Wild Southern Cassowary (Casuarius casuarius) Male eating figs, Australia

I am often asked - at lectures and in interviews - what is the most dangerous thing I have ever encountered in nature. Frankly, I hate that question, first because of its inherent sensationalism, but also because it is so misplaced: I have very little to fear from the wild animals with which I spend time - and far more from my own species. The truth is, the most dangerous thing I do is probably drive to and from the airport.

Still, when I first started my project on wild Cassowaries in Australia, I was told by a lot of people that I was crazy.  These are, the story goes, the "most dangerous birds in the world," capable of disemboweling their enemies with a powerful swipe of their dinosaur-like feet. (think the velociraptors in Jurassic Park).  Yet, despite their fearsome reputation, Cassowaries are only known to have killed one human - a teenage boy (some 50 years ago) who had cornered the bird and was beating it with a stick.  (I'm not sure the kid didn't get what he deserved)

I have always resented the media obsession with the supposed dangers found in nature. (Just look at much of the programming on the Discovery Channel - "Shark Week", "Fangs", "World's Most Dangerous blah-blah-blah.")  In my view, this kind of attitude does a disservice to wildlife, and to the TV audience.

Having spent almost a month in the company of these striking birds, which stand 5 feet tall and bear a hard, horny crest, I have found them to be gentle creatures and attentive parents. Yes, it still makes my heart race to stand within a few inches of one, but I have never really felt threatened.

In the picture above, I captured this adult male stripping wild figs off a rainforest tree.  Following these birds birds through the underbrush, I often worked within a few feet, shooting handheld, trying to minimize my disturbance of their natural behavior.  I hope to be back in Australia later this year to record the emergence of young Cassowary chicks, documenting the life history of these birds for the first time.

Nikon D3, 17-35mm lens, fill-flash.

6 Comments

    I too find I would rather be with what some call dangerous critters then with humans. At least they are more predictable. You can always tell when you disturb them to much and they go on alert. There are dangers with any animal domectic or not. I’m sure not going to walk between a mother bear and her cubs or go swimming with sharks but these are dangers you know in advance not to do.

    Hi Vivian, It’s true – there are some animals that should be avoided – but by and large, knowledge of your subjects and a respectful attitude is worth a lot. Thanks for your comments.

    If you asked David Doubilet or Paul Spielvogel, they’d probably tell you that sharks don’t deserve their nasty reputation, either. And of course there are bear photographers as well. Like Kevin said, a little knowledge is often more protection than you need.

    Thanks for commenting Jeff. There are clearly animals that require some respect – and research – but even animals like sharks and bears kill vastly fewer people than drunk drivers.
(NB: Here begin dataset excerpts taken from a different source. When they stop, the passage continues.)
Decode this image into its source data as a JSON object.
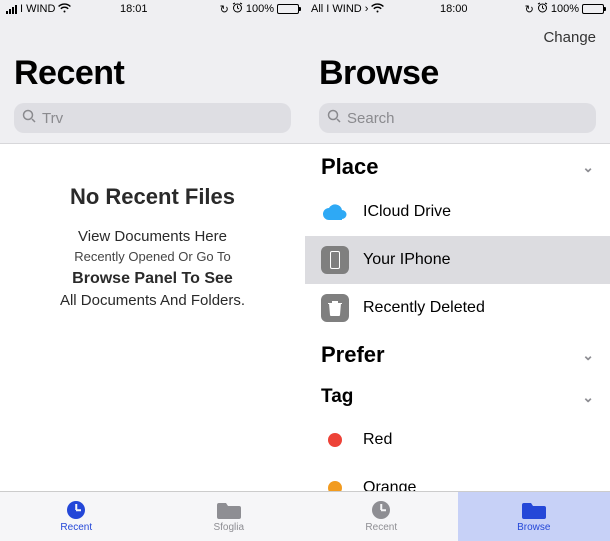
{
  "status": {
    "carrier_left": "I WIND",
    "time_left": "18:01",
    "battery_left": "100%",
    "carrier_right": "All I WIND",
    "time_right": "18:00",
    "battery_right": "100%"
  },
  "left": {
    "title": "Recent",
    "search_placeholder": "Trv",
    "empty": {
      "title": "No Recent Files",
      "line1": "View Documents Here",
      "line2": "Recently Opened Or Go To",
      "line3": "Browse Panel To See",
      "line4": "All Documents And Folders."
    }
  },
  "right": {
    "change_label": "Change",
    "title": "Browse",
    "search_placeholder": "Search",
    "sections": {
      "place_header": "Place",
      "prefer_header": "Prefer",
      "tag_header": "Tag"
    },
    "places": {
      "icloud": "ICloud Drive",
      "device": "Your IPhone",
      "deleted": "Recently Deleted"
    },
    "tags": {
      "red": {
        "label": "Red",
        "color": "#ed4237"
      },
      "orange": {
        "label": "Orange",
        "color": "#f29b1f"
      }
    }
  },
  "tabs": {
    "recent_a": "Recent",
    "sfoglia": "Sfoglia",
    "recent_b": "Recent",
    "browse": "Browse"
  },
  "colors": {
    "accent": "#2447d8",
    "active_bg": "#c7d1f7",
    "grey_bg": "#efeff2"
  }
}
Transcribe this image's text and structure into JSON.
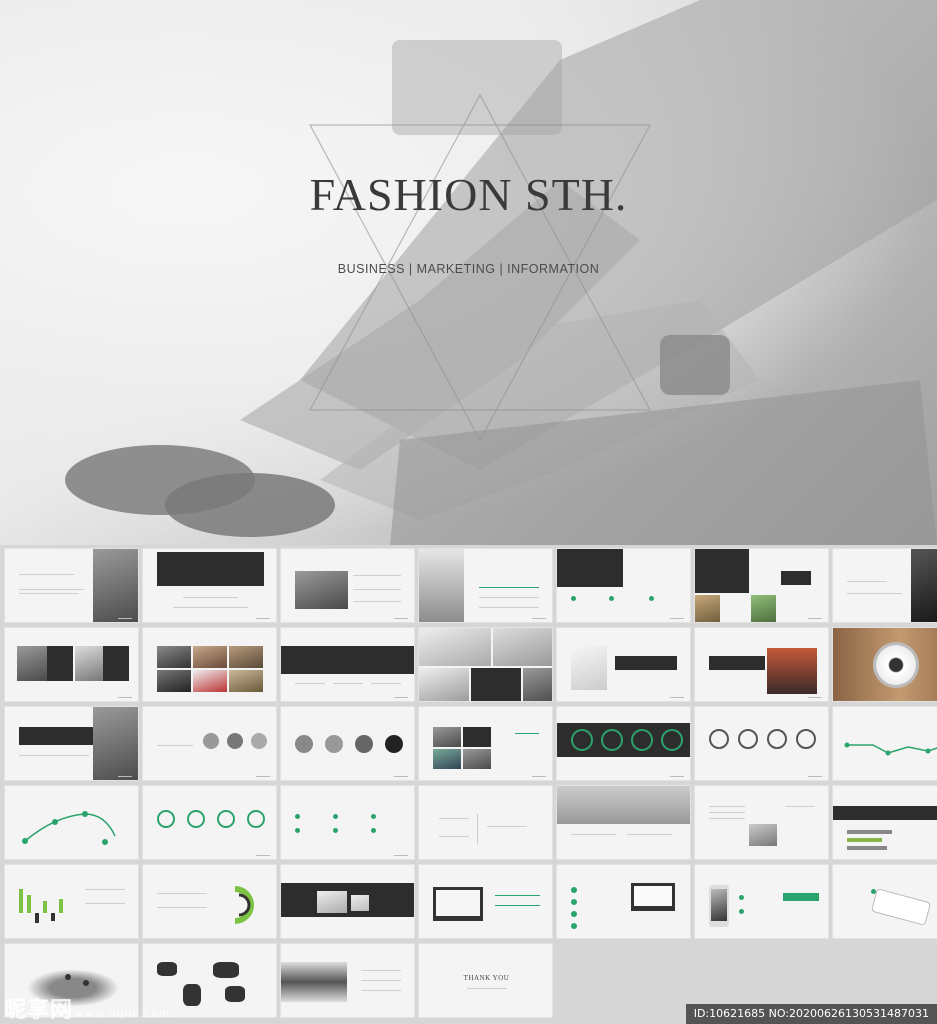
{
  "hero": {
    "title": "FASHION STH.",
    "subtitle": "BUSINESS | MARKETING | INFORMATION"
  },
  "slides": {
    "thank_you": "THANK YOU"
  },
  "watermark": {
    "logo": "昵享网",
    "logo_url": "www.nipic.com",
    "id_text": "ID:10621685 NO:20200626130531487031"
  },
  "colors": {
    "accent_green": "#2aa36c",
    "dark_band": "#2d2d2d",
    "background": "#d6d6d6"
  }
}
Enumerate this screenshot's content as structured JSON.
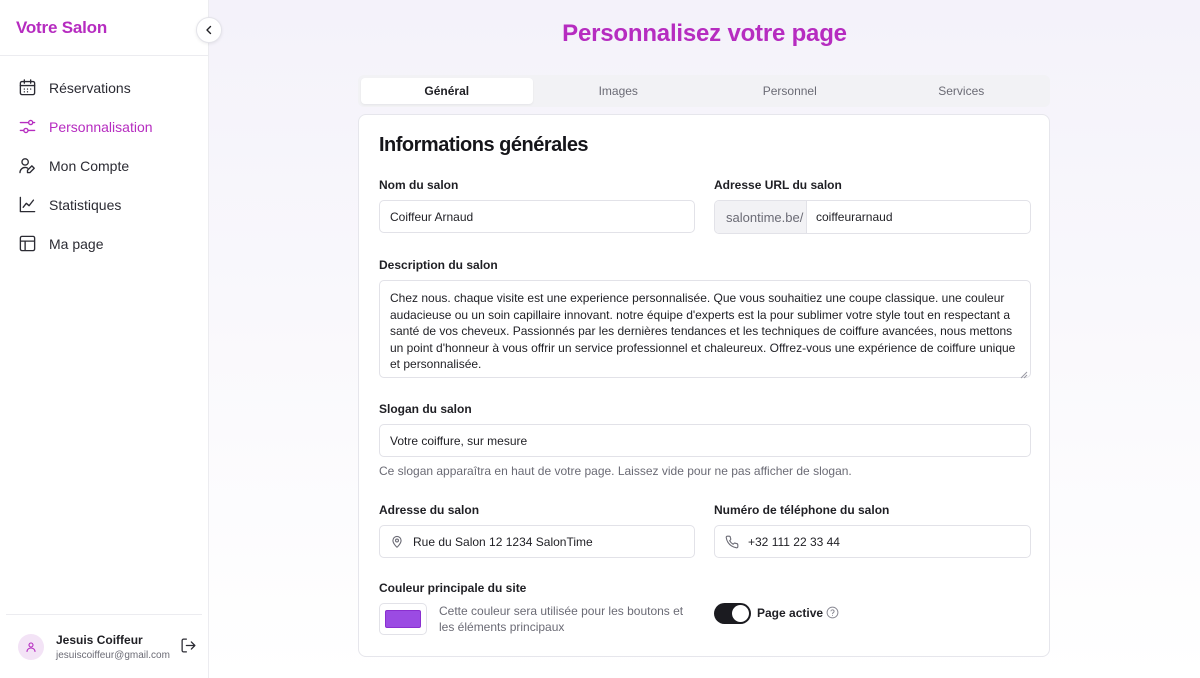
{
  "sidebar": {
    "brand": "Votre Salon",
    "items": [
      {
        "label": "Réservations",
        "icon": "calendar-icon",
        "active": false
      },
      {
        "label": "Personnalisation",
        "icon": "sliders-icon",
        "active": true
      },
      {
        "label": "Mon Compte",
        "icon": "user-edit-icon",
        "active": false
      },
      {
        "label": "Statistiques",
        "icon": "chart-line-icon",
        "active": false
      },
      {
        "label": "Ma page",
        "icon": "layout-icon",
        "active": false
      }
    ],
    "user": {
      "name": "Jesuis Coiffeur",
      "email": "jesuiscoiffeur@gmail.com"
    }
  },
  "page": {
    "title": "Personnalisez votre page"
  },
  "tabs": [
    {
      "label": "Général",
      "active": true
    },
    {
      "label": "Images",
      "active": false
    },
    {
      "label": "Personnel",
      "active": false
    },
    {
      "label": "Services",
      "active": false
    }
  ],
  "form": {
    "section_title": "Informations générales",
    "salon_name": {
      "label": "Nom du salon",
      "value": "Coiffeur Arnaud"
    },
    "salon_url": {
      "label": "Adresse URL du salon",
      "prefix": "salontime.be/",
      "value": "coiffeurarnaud"
    },
    "description": {
      "label": "Description du salon",
      "value": "Chez nous. chaque visite est une experience personnalisée. Que vous souhaitiez une coupe classique. une couleur audacieuse ou un soin capillaire innovant. notre équipe d'experts est la pour sublimer votre style tout en respectant a santé de vos cheveux. Passionnés par les dernières tendances et les techniques de coiffure avancées, nous mettons un point d'honneur à vous offrir un service professionnel et chaleureux. Offrez-vous une expérience de coiffure unique et personnalisée."
    },
    "slogan": {
      "label": "Slogan du salon",
      "value": "Votre coiffure, sur mesure",
      "help": "Ce slogan apparaîtra en haut de votre page. Laissez vide pour ne pas afficher de slogan."
    },
    "address": {
      "label": "Adresse du salon",
      "value": "Rue du Salon 12 1234 SalonTime"
    },
    "phone": {
      "label": "Numéro de téléphone du salon",
      "value": "+32 111 22 33 44"
    },
    "color": {
      "label": "Couleur principale du site",
      "value": "#9b4be3",
      "help": "Cette couleur sera utilisée pour les boutons et les éléments principaux"
    },
    "page_active": {
      "label": "Page active",
      "on": true
    }
  },
  "theme": {
    "accent": "#b62cc0",
    "toggle_on": "#1b1b20"
  }
}
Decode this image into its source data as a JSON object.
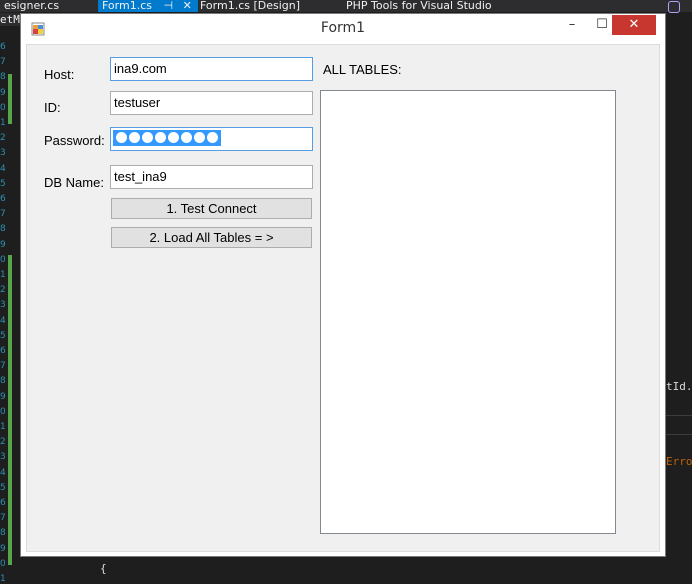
{
  "ide": {
    "tabs": [
      {
        "label": "esigner.cs",
        "active": false
      },
      {
        "label": "Form1.cs",
        "active": true
      },
      {
        "label": "Form1.cs [Design]",
        "active": false
      },
      {
        "label": "PHP Tools for Visual Studio",
        "active": false
      }
    ],
    "pin_glyph": "⊣",
    "close_glyph": "✕",
    "left_fragment": "etM",
    "code_fragments": {
      "right_1": "tId.",
      "right_2": "Erro",
      "bottom_brace": "{"
    },
    "gutter_numbers": [
      "6",
      "7",
      "8",
      "9",
      "0",
      "1",
      "2",
      "3",
      "4",
      "5",
      "6",
      "7",
      "8",
      "9",
      "0",
      "1",
      "2",
      "3",
      "4",
      "5",
      "6",
      "7",
      "8",
      "9",
      "0",
      "1",
      "2",
      "3",
      "4",
      "5",
      "6",
      "7",
      "8",
      "9",
      "0",
      "1"
    ]
  },
  "window": {
    "title": "Form1",
    "minimize_glyph": "–",
    "maximize_glyph": "☐",
    "close_glyph": "✕"
  },
  "form": {
    "host": {
      "label": "Host:",
      "value": "ina9.com"
    },
    "id": {
      "label": "ID:",
      "value": "testuser"
    },
    "password": {
      "label": "Password:",
      "mask_count": 8
    },
    "dbname": {
      "label": "DB Name:",
      "value": "test_ina9"
    },
    "test_connect_label": "1. Test Connect",
    "load_tables_label": "2. Load All Tables = >",
    "all_tables_label": "ALL TABLES:"
  },
  "colors": {
    "accent": "#007acc",
    "close": "#c7372f",
    "selection": "#3399ff"
  }
}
In other words, the odds are better with animals.

    I couldn’t agree more although there must always be caution. Next month I am doing a camping trip in Botswana and we will be out in the open amongst lions, hyaenas, and the rest. Believe me, we will be VERY careful!

    Kevin’s comments on the damage being done by TV are spot on. We all know the damage done to sharks by the jaws movie. The author has even apologised for it and admitted he would not have written the book had he known what would follow. And yet, Discovery and especially Nat Geo Wild continue to pump it out! The presenters of those shows should hang their heads in deep shame.

    Thanks for the comment Jake. My point was not that all animals are benign – far from it – but simply that, as you say, the dangers that do exist are blown far out of proportion. Be safe in Botswana : lucky man.